The incidence of subacute subdural hematoma (SSH) is increasing in our aging society. As we all know, many patients were treated with anticoagulants or antiplatelets prior to injury. Traumatic brain injury (TBI)patients with antiplatelet and anticoagulant were associated with increased risk of delayed hematoma enlargement, leading to the risk of increased morbidity and mortality. Creation of a large bone flap during craniotomy for evacuation of hematoma might be due to more trauma and bleeding than burr hole surgery 12. Evacuation cannot be achieved by bur hole drainage if the hematoma is not fully liquefied. There is currently no standard approach for the treatment of subacute subdural hematomas.4,10,13
We previously reported that endoscopic removal of intracerebral hematomas arising from spontaneous non-vascular malformations achieved satisfactory results.9 In this study, endoscopic removal of subacute subdural hematomas was performed. The small bone window created in the present study group was slightly larger than that made in burr hole drainage, but a much smaller window was created than that used in common bone flap craniotomy in control group.
Feasibility of endoscopic subacute subdural hematoma removal through a small bone window
When only a part of the hematoma is liquefied, burr hole drainage cannot achieve complete evacuation. Since the brain tissue is compressed for a relatively prolonged period of time, it does not immediately recover during the hematoma removal. So, the surgeon has enough space to remove the hematoma that is located in the proximal to distal of the bone window. As there is no active bleeding at this stage. The neurosurgeon does not require searching for the bleeding point after hematoma evacuation most of the time.1
Advantages of endoscopy
Endoscopic subacute subdural hematoma removal through small bone window can overcome the shortcomings of burr hole drainage, wherein the inner part of the hematoma capsule cannot be observed. The endoscope allows easy removal of the hematoma under direct visualization through a small bone window, ensuring safety of the operation. Coagulation at the bleeding site can be induced by an aspirator with bipolar hemostasis capability. The endoscope can guarantee optimal position of the drainage tube.11
Hematoma removal skills
After opening the dura, evacuation of the hematoma was facilitated by endoscope-guided suction under direct visualization. In some patients, a bridge vein was observed in the capsule cavity, wherein a great care should be taken to avoid injury. The hematoma cavity can be repeatedly rinsed with Ringer’s solution until the water turns clear to reduce the osmotic pressure of the hematoma capsule. Aspiration should be gentle and meticulous to avoid brain injury and bridge vein damage. If bleeding occurs, electrocoagulation for hemostasis can be induced by bipolar hemostasis by using a suction device. After endoscopic placement of a drainage tube within the capsule in the optimal position, the periosteum can be removed to repair the dura and prevent the entry of epidural blood into the hematoma capsule. The bone flap is then replaced and fixed.
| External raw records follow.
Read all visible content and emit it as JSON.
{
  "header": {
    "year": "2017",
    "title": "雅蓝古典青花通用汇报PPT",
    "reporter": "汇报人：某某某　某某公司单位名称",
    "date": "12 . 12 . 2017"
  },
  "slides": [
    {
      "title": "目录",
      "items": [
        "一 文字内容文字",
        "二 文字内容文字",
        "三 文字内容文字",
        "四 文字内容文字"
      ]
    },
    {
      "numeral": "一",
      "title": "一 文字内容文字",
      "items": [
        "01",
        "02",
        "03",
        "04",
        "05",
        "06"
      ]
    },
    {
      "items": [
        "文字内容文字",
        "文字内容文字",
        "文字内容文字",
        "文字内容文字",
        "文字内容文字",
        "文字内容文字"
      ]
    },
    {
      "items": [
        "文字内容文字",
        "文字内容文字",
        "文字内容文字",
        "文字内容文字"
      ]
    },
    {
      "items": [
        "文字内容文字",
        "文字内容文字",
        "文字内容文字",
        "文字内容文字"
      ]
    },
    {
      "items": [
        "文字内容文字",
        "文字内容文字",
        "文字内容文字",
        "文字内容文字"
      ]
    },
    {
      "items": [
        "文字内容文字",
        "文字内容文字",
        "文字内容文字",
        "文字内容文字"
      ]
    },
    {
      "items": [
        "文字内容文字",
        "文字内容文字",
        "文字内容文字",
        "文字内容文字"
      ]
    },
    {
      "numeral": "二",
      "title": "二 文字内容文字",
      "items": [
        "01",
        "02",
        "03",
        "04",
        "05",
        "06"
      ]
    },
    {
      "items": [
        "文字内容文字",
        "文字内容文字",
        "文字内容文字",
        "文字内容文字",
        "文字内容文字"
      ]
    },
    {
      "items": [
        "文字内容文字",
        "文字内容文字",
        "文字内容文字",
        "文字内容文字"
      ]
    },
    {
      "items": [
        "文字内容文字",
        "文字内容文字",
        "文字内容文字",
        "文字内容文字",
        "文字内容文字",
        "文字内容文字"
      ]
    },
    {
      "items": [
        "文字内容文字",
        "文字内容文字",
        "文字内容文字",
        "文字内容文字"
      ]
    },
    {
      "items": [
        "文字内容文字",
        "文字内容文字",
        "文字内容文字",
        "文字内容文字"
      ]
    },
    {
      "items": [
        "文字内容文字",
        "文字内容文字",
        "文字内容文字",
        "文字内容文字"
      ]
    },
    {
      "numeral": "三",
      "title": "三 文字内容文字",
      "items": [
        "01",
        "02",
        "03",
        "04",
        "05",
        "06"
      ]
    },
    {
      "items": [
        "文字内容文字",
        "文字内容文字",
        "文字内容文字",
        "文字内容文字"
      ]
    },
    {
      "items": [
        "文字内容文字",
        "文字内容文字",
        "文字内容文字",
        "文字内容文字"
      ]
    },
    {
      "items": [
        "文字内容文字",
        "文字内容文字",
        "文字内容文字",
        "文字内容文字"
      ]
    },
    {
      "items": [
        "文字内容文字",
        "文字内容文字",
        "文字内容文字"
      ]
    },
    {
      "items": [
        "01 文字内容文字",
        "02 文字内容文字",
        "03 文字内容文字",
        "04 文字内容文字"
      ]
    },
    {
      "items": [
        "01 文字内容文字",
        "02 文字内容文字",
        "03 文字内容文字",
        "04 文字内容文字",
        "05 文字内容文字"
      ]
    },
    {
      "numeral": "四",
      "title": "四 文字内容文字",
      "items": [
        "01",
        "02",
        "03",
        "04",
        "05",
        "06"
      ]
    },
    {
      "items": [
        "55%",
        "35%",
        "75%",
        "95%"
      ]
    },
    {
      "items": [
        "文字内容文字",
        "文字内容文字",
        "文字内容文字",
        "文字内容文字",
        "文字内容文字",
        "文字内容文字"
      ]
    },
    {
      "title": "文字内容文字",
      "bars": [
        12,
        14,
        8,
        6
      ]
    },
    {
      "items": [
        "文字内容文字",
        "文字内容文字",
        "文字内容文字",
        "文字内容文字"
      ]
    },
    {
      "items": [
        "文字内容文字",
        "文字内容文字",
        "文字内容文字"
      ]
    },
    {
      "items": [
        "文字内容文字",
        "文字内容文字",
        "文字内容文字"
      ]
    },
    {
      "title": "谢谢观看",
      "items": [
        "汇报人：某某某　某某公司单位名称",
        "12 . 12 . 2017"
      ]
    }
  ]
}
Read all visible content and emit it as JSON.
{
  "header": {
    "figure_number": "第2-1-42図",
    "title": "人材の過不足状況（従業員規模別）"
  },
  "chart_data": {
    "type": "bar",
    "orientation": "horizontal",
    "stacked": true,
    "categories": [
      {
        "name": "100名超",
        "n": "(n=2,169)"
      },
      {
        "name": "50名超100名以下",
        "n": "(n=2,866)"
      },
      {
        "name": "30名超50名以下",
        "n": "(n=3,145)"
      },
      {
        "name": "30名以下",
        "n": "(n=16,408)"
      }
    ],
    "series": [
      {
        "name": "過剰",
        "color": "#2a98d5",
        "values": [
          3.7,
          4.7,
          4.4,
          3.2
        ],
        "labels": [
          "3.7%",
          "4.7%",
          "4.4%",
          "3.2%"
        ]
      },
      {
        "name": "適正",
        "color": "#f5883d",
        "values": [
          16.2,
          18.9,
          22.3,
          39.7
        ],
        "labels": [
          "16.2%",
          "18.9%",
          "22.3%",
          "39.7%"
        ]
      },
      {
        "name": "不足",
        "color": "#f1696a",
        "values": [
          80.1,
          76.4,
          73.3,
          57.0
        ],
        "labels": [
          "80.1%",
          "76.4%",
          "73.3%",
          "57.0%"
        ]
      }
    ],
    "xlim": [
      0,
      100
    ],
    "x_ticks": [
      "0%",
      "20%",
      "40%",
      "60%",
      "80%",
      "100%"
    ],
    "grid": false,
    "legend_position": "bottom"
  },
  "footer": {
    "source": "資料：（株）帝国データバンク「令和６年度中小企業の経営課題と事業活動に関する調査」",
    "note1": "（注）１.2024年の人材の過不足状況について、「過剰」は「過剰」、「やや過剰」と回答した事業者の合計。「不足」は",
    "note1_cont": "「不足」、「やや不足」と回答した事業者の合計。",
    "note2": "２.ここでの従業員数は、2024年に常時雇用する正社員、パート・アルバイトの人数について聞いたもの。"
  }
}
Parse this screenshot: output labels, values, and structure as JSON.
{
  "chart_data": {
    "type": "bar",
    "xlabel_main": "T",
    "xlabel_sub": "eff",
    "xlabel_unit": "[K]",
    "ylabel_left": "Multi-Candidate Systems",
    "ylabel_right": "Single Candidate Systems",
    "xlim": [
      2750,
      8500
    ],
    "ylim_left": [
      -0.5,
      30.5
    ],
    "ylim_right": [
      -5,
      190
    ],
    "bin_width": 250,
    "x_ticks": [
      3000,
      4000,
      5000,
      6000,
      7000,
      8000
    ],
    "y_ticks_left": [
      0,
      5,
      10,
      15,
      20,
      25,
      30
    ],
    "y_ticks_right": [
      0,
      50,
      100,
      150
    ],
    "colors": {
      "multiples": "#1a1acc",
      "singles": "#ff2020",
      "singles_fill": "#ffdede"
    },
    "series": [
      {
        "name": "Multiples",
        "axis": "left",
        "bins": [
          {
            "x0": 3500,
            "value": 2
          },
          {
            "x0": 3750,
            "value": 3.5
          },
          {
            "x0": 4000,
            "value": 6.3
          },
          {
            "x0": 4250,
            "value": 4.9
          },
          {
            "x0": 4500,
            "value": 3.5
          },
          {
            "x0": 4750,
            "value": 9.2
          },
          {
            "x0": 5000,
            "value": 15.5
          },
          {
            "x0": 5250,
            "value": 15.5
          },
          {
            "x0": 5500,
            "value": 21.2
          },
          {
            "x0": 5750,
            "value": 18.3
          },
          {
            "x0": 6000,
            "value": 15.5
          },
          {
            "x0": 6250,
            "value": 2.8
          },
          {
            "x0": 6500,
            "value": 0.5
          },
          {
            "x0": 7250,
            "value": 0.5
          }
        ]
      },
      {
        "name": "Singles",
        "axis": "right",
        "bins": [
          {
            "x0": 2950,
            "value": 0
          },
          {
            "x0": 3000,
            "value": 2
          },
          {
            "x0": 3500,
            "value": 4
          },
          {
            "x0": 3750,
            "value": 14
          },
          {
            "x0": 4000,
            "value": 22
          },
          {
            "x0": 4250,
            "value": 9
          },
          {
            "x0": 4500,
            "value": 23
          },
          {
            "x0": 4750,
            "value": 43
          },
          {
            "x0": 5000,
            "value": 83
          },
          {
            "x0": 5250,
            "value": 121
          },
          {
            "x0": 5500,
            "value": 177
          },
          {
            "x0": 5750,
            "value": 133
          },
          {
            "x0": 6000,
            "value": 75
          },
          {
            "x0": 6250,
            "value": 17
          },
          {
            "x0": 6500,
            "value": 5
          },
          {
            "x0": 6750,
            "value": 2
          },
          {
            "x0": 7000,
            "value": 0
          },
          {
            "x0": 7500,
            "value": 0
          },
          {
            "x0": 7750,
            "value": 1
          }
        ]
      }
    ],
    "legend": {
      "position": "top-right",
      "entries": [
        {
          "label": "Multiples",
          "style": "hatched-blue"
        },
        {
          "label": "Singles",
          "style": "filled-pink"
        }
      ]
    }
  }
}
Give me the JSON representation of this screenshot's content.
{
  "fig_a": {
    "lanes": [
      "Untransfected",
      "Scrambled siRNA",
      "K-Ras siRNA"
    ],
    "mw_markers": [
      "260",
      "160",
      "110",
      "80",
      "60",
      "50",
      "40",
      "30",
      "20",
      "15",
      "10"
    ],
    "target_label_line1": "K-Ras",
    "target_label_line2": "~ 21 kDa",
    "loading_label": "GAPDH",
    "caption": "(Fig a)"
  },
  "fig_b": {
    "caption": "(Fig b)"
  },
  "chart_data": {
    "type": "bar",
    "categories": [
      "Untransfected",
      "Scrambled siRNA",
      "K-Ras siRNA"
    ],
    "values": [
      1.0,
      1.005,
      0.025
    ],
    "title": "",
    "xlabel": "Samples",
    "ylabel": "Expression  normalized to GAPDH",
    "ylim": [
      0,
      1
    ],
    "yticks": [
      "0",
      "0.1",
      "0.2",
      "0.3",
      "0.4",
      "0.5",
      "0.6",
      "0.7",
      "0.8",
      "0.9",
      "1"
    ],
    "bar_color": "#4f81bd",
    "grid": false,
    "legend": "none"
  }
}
In this study, the median time from incision to suture completion was 40 min (range: 31.25–43.75 min) for endoscopic group, and 70 min (range: 65–80 min) for open surgery group (P<0.01). Moreover, the endoscopic surgery was more micro-invasive, causing less iatrogenic injury, with less intraoperative bleeding and better GCS recovery the day after surgery.
Patients with acute subdural hematoma were excluded from this study due to the following reasons. 1) In cases with acute subdural hematoma, the hematoma volume continued to increase, making the site of bleeding difficult to find; and sometimes the combined brain contusion injury requires evacuation. 2) These patients often had high brain pressure during hematoma evacuation, with quick brain tissue swelling. This would in turn make the removal of distant hematoma through the bone window difficult or would require stretching of the brain by brain retractor to create working canal, probably leading to tissue damage. 3) In some of these patients, decompression of the bone flap is needed, which is not possible by our endoscopic method.
Although endoscopic evacuation of subacute subdural hematomas is promising, the sample size in the present study was small. So, a prospective randomized controlled study is warranted to more thoroughly evaluate the effectiveness of this approach.